I managed to come out of my PPD experience stronger than when I went in, as it gave me a perspective I would not have otherwise had and it has given me strength that I didn’t previously know it was possible for me to have. I believe I was meant to experience PPD. I emerged a transformed person, a survivor. Now, I always tell myself that if I could survive PPD, I could survive most anything. Rather than looking back with regret at the months of lost opportunity for bonding with my daughter, I’ve decided to make the most of my experience. I’ve accepted what happened to me…the infertility, pregnancy loss, childbirth complications, and postpartum depression. I have no regrets over these negative experiences. In my earlier years, my attitude was always “Why me?” I felt like I was stuck in a rut, not being able to help myself out of it. But after my PPD experience, I’ve come out feeling like I have a second shot at making the most out of the rest of my life. I didn’t let PPD defeat me, and so from the day I emerged from my PPD fog, I was going to face all of life’s challenges head-on. I was determined not to let any negative experiences defeat me. My PPD survival played a pivotal role in changing me…for the better. I learned from my PPD experience what I could’ve done to prevent PPD, and what I could do if I were to try to have another child…which I can’t do. So, now I would just like to share what I learned to as many people as possible. That is why I’ve been blogging and one of the reasons why I wrote my book.

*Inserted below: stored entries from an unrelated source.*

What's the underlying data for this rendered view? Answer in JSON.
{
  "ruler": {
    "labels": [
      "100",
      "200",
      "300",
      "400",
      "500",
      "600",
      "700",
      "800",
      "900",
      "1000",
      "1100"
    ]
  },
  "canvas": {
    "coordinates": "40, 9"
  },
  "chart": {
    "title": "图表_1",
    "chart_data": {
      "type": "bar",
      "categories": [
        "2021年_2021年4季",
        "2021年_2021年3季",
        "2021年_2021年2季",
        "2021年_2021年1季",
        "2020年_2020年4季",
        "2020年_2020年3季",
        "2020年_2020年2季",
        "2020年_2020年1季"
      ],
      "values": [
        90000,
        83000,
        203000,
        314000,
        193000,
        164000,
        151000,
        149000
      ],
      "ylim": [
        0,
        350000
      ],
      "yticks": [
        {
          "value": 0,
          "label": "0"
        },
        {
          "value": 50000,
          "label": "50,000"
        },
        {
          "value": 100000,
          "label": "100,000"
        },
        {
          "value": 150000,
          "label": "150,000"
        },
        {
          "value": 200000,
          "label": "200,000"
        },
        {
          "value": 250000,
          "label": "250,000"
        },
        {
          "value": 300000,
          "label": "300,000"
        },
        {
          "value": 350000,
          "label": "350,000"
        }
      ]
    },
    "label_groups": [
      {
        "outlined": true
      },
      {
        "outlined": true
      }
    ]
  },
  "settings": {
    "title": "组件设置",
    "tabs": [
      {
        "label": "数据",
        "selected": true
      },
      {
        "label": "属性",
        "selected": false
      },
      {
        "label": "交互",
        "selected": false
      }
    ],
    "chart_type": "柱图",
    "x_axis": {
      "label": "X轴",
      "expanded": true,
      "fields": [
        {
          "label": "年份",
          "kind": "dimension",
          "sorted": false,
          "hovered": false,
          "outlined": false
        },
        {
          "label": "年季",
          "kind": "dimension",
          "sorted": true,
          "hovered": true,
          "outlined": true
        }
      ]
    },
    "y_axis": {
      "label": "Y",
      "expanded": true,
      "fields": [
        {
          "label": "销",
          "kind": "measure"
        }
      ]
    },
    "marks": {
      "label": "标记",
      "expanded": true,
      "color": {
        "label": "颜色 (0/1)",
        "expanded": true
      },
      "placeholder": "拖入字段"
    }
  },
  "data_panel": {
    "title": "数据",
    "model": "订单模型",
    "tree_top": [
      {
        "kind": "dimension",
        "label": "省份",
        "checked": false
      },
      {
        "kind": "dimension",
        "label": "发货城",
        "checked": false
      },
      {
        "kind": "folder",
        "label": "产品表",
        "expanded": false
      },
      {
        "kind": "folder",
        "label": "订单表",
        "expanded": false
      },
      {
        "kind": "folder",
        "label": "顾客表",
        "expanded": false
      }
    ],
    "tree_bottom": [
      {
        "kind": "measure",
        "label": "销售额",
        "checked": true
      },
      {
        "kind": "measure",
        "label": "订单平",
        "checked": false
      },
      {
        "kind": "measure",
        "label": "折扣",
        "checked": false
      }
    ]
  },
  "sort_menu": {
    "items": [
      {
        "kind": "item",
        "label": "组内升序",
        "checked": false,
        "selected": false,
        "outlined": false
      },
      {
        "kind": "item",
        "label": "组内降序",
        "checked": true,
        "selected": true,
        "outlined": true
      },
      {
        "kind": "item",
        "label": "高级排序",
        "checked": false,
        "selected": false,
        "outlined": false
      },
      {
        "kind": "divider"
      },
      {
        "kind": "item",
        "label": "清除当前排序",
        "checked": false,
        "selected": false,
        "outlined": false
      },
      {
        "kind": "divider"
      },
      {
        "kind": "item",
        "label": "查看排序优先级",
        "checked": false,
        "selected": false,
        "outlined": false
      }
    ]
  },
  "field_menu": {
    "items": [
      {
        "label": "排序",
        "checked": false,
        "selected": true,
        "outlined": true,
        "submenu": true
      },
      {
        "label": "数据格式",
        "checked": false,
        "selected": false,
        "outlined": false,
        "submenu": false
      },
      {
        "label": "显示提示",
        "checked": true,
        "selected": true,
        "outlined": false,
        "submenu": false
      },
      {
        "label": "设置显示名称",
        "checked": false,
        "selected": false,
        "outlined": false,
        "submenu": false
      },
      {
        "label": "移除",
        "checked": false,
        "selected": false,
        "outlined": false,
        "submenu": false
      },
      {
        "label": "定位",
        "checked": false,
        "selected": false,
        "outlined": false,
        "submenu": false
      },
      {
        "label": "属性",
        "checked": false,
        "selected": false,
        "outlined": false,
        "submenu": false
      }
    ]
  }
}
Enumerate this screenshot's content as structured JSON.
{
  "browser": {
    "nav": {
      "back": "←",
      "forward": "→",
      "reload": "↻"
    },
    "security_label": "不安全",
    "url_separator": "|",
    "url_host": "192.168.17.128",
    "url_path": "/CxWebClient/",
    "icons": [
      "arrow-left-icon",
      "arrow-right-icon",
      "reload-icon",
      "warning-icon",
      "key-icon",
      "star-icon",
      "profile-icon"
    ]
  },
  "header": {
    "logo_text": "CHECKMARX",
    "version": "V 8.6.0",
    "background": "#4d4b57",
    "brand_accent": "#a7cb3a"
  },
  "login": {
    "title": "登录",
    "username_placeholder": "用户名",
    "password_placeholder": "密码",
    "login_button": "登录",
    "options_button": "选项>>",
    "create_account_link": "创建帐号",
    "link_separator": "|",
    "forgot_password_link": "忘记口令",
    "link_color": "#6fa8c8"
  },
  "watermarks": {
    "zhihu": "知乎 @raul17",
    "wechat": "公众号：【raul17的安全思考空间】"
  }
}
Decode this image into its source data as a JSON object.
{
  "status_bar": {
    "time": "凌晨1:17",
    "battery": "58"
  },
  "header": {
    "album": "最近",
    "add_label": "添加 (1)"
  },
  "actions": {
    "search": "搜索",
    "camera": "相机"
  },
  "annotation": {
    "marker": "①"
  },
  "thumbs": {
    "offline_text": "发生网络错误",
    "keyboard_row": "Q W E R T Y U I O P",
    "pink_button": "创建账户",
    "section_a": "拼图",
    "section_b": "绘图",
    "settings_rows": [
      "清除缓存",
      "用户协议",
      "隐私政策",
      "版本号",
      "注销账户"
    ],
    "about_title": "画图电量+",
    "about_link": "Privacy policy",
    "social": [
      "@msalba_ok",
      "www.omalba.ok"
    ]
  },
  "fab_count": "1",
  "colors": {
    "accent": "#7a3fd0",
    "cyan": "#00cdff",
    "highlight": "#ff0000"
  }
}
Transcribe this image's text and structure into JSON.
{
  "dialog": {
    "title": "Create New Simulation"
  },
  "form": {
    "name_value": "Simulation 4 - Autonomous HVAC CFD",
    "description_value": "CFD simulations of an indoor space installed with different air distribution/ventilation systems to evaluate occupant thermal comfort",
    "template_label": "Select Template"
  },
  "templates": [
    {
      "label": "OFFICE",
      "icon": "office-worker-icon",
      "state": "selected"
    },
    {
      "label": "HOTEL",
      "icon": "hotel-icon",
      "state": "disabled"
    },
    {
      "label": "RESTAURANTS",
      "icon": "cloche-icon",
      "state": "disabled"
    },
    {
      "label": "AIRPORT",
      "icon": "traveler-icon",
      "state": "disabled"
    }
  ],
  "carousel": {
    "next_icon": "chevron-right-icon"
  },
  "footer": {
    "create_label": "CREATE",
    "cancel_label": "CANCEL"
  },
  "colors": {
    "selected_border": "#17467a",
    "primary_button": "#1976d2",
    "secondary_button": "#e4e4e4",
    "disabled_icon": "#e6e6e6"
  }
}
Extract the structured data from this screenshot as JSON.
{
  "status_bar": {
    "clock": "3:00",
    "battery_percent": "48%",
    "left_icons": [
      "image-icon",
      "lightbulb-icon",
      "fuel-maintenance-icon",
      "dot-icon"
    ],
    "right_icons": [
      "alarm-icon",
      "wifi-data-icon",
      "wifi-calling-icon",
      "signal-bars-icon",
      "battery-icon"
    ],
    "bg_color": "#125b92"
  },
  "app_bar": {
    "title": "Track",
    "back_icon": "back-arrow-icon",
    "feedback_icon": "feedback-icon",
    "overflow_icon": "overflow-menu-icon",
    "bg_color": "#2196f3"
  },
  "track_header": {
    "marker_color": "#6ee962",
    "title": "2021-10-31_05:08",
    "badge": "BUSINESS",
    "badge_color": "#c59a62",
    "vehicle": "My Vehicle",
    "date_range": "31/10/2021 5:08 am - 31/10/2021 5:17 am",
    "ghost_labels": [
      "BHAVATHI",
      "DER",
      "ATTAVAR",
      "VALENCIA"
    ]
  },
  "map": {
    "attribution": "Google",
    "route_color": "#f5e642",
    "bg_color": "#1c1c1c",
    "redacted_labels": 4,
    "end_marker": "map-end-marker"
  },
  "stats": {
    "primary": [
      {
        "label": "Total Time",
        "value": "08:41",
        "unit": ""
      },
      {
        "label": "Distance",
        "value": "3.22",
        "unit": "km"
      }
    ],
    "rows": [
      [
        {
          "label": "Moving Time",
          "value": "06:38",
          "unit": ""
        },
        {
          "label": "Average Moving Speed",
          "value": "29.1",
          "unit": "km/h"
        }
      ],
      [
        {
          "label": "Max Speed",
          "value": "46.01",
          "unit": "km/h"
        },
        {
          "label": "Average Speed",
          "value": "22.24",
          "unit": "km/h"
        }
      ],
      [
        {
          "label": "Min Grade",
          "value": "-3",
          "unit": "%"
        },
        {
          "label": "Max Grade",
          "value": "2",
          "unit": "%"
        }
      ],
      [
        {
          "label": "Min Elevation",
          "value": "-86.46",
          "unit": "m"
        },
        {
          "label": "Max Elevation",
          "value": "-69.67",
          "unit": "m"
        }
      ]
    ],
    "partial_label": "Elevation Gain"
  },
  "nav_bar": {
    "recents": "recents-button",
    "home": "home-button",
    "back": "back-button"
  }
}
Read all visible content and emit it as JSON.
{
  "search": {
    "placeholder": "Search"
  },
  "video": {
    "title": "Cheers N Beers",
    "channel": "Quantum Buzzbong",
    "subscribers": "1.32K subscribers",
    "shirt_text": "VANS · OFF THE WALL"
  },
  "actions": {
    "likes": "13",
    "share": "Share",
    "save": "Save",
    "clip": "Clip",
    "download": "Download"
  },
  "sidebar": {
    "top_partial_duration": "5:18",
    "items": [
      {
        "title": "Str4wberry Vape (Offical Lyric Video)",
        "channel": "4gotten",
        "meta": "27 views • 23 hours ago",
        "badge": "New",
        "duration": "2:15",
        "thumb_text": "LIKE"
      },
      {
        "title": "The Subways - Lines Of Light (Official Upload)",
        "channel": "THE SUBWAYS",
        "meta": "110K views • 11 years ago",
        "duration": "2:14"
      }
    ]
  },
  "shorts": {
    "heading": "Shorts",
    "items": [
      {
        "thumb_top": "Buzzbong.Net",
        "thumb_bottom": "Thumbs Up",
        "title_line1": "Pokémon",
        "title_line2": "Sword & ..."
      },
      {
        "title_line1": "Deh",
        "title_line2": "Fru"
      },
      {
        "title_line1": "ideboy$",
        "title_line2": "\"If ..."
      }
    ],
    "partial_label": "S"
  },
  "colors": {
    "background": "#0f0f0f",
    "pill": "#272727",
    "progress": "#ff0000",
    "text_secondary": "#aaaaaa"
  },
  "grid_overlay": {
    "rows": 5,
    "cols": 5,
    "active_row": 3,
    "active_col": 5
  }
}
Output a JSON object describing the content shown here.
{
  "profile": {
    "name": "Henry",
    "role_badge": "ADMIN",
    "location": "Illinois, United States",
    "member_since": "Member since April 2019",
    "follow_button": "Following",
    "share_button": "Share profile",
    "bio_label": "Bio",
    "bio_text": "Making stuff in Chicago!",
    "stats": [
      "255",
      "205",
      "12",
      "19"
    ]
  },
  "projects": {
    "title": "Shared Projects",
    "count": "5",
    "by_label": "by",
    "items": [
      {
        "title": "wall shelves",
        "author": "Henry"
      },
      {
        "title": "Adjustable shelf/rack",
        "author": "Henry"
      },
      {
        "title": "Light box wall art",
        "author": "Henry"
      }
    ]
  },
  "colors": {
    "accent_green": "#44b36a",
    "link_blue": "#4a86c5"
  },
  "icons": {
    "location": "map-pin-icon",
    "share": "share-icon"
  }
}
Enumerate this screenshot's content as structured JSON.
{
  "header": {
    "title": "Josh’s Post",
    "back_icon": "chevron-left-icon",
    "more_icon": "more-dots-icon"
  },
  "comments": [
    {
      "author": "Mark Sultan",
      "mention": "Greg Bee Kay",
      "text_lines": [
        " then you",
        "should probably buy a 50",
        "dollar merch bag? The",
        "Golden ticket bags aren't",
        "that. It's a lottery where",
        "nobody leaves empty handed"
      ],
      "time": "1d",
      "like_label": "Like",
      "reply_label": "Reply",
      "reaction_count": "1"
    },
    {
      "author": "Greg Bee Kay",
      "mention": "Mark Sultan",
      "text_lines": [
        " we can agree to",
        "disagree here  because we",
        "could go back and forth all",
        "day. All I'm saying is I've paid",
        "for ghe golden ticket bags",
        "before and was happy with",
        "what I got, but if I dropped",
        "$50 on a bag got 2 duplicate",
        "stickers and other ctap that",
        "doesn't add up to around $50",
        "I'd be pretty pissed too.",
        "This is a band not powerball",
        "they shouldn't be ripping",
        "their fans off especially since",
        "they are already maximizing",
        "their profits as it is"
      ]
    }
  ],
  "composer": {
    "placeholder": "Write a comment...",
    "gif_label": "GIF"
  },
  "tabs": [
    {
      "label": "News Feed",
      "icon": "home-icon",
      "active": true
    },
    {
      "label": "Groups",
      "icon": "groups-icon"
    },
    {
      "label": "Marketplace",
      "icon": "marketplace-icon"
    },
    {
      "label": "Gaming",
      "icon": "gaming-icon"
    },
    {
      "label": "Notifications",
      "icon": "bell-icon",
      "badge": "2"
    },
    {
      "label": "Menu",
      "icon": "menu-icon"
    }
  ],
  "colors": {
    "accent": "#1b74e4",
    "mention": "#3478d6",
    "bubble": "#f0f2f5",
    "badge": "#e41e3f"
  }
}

What would you want to say to women currently suffering with PND?
First and foremost, please keep in mind this Postpartum Support International mantra: You are not alone, you are not to blame for the way you feel (and PPD is a real illness that’s treatable), and you will be well again with the right treatment. You are your own best advocate, so it is very important that you arm yourself with knowledge about it, including why it happens and how to seek treatment for it. That knowledge will empower you to be your own best advocate and help you find the right help to recover as quickly as possible. You may feel like you are alone in your experience, but you aren’t!
Thank you Ivy for sharing your story that needed to be told.
Find your simple,
* Disclaimer – For this post and this entire blog -I am not a doctor or specialist, but simply share my PND experiences and those of others. Please always seek medical (or other) advice and treatment for your own health care.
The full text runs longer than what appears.